Structure Mapping Theory
Structure Mapping Theory
Mechanisms of relational structure mapping across analogy tasks
Following the seminal structure mapping theory by Dedre Gentner, the process of mapping the corresponding structures of relations defining two analogs has been understood as a key component of analogy making. However, not without a merit, in recent years some semantic, pragmatic, and perceptual aspects of analogy mapping attracted primary attention of analogy researchers. For almost a decade, our team have been re-focusing on relational structure mapping, investigating its potential mechanisms across various analogy tasks, both abstract (semantically-lean) and more concrete (semantically-rich), using diverse methods (behavioral, correlational, eye-tracking, EEG). I will present the overview of our main findings. They suggest that structure mapping (1) consists of an incremental construction of the ultimate mental representation, (2) which strongly depends on working memory resources and reasoning ability, (3) even if as little as a single trivial relation needs to be represented mentally. The effective mapping (4) is related to the slowest brain rhythm – the delta band (around 2-3 Hz) – suggesting its highly integrative nature. Finally, we have developed a new task – Graph Mapping – which involves pure mapping of two explicit relational structures. This task allows for precise investigation and manipulation of the mapping process in experiments, as well as is one of the best proxies of individual differences in reasoning ability. Structure mapping is as crucial to analogy as Gentner advocated, and perhaps it is crucial to cognition in general.
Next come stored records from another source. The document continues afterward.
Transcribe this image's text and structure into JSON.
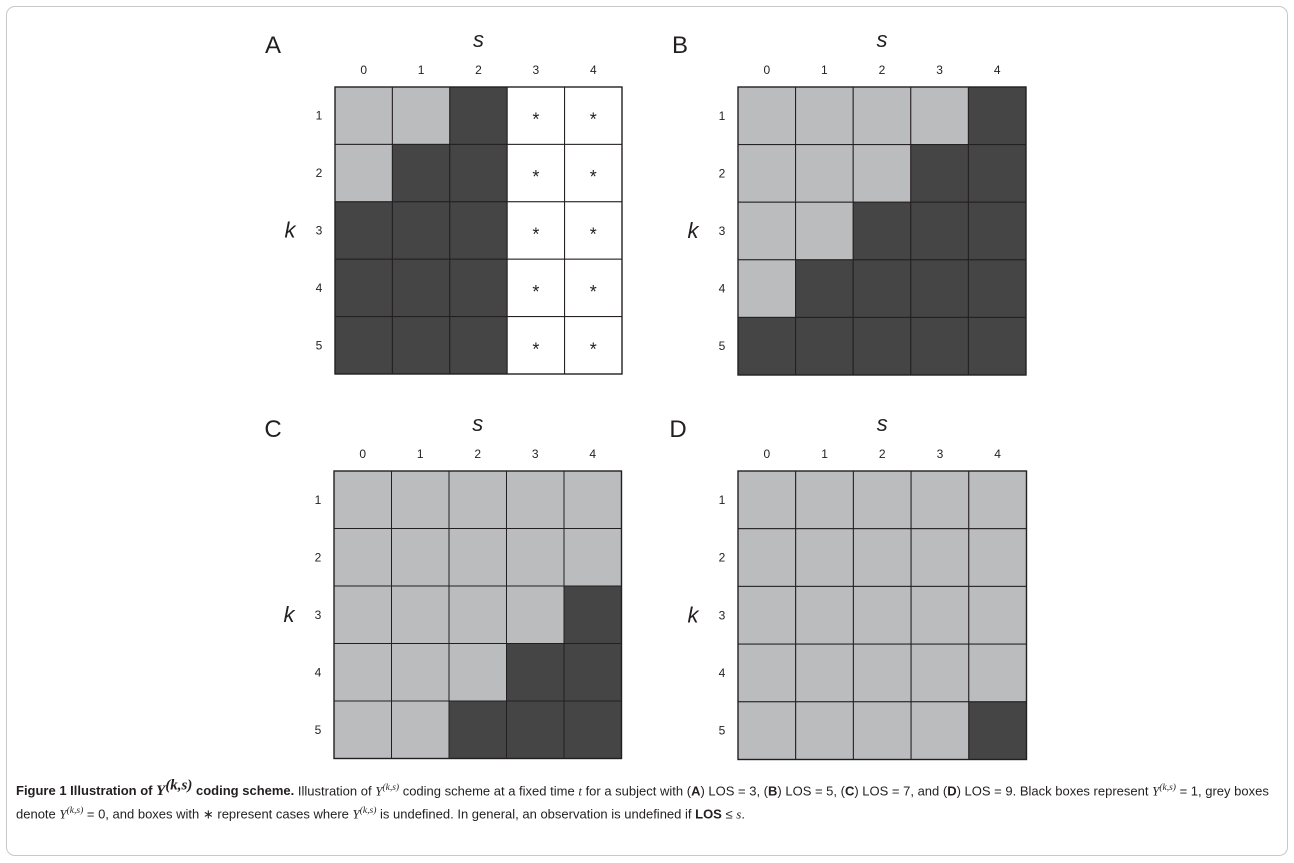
{
  "figure": {
    "colors": {
      "black_box": "#454545",
      "grey_box": "#bbbcbe",
      "undefined_box": "#ffffff",
      "grid_line": "#231f20"
    },
    "x_axis_label": "s",
    "y_axis_label": "k",
    "s_ticks": [
      "0",
      "1",
      "2",
      "3",
      "4"
    ],
    "k_ticks": [
      "1",
      "2",
      "3",
      "4",
      "5"
    ],
    "legend_codes": {
      "1": "black box: Y(k,s) = 1",
      "0": "grey box: Y(k,s) = 0",
      "*": "undefined"
    },
    "panels": [
      {
        "letter": "A",
        "LOS": "3",
        "grid": [
          [
            "0",
            "0",
            "1",
            "*",
            "*"
          ],
          [
            "0",
            "1",
            "1",
            "*",
            "*"
          ],
          [
            "1",
            "1",
            "1",
            "*",
            "*"
          ],
          [
            "1",
            "1",
            "1",
            "*",
            "*"
          ],
          [
            "1",
            "1",
            "1",
            "*",
            "*"
          ]
        ]
      },
      {
        "letter": "B",
        "LOS": "5",
        "grid": [
          [
            "0",
            "0",
            "0",
            "0",
            "1"
          ],
          [
            "0",
            "0",
            "0",
            "1",
            "1"
          ],
          [
            "0",
            "0",
            "1",
            "1",
            "1"
          ],
          [
            "0",
            "1",
            "1",
            "1",
            "1"
          ],
          [
            "1",
            "1",
            "1",
            "1",
            "1"
          ]
        ]
      },
      {
        "letter": "C",
        "LOS": "7",
        "grid": [
          [
            "0",
            "0",
            "0",
            "0",
            "0"
          ],
          [
            "0",
            "0",
            "0",
            "0",
            "0"
          ],
          [
            "0",
            "0",
            "0",
            "0",
            "1"
          ],
          [
            "0",
            "0",
            "0",
            "1",
            "1"
          ],
          [
            "0",
            "0",
            "1",
            "1",
            "1"
          ]
        ]
      },
      {
        "letter": "D",
        "LOS": "9",
        "grid": [
          [
            "0",
            "0",
            "0",
            "0",
            "0"
          ],
          [
            "0",
            "0",
            "0",
            "0",
            "0"
          ],
          [
            "0",
            "0",
            "0",
            "0",
            "0"
          ],
          [
            "0",
            "0",
            "0",
            "0",
            "0"
          ],
          [
            "0",
            "0",
            "0",
            "0",
            "1"
          ]
        ]
      }
    ]
  },
  "caption": {
    "label": "Figure 1 Illustration of",
    "label_math": "Y",
    "label_sup": "(k,s)",
    "label_end": "coding scheme.",
    "t1": "Illustration of",
    "m_Y": "Y",
    "m_ks": "(k,s)",
    "t2": "coding scheme at a fixed time",
    "m_t": "t",
    "t3": "for a subject with (",
    "A": "A",
    "t4": ") LOS = 3, (",
    "B": "B",
    "t5": ") LOS = 5, (",
    "C": "C",
    "t6": ") LOS = 7, and (",
    "D": "D",
    "t7": ") LOS = 9. Black boxes represent",
    "t8": "= 1, grey boxes denote",
    "t9": "= 0, and boxes with ∗ represent cases where",
    "t10": "is undefined. In general, an observation is undefined if",
    "los": "LOS",
    "le": "≤",
    "m_s": "s",
    "end": "."
  }
}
Implementing structure mapping as a prior in deep learning models for abstract reasoning
Building conceptual abstractions from sensory information and then reasoning about them is central to human intelligence. Abstract reasoning both relies on, and is facilitated by, our ability to make analogies about concepts from known domains to novel domains. Structure Mapping Theory of human analogical reasoning posits that analogical mappings rely on (higher-order) relations and not on the sensory content of the domain. This enables humans to reason systematically about novel domains, a problem with which machine learning (ML) models tend to struggle. We introduce a two-stage neural net framework, which we label Neural Structure Mapping (NSM), to learn visual analogies from Raven's Progressive Matrices, an abstract visual reasoning test of fluid intelligence. Our framework uses (1) a multi-task visual relationship encoder to extract constituent concepts from raw visual input in the source domain, and (2) a neural module net analogy inference engine to reason compositionally about the inferred relation in the target domain. Our NSM approach (a) isolates the relational structure from the source domain with high accuracy, and (b) successfully utilizes this structure for analogical reasoning in the target domain.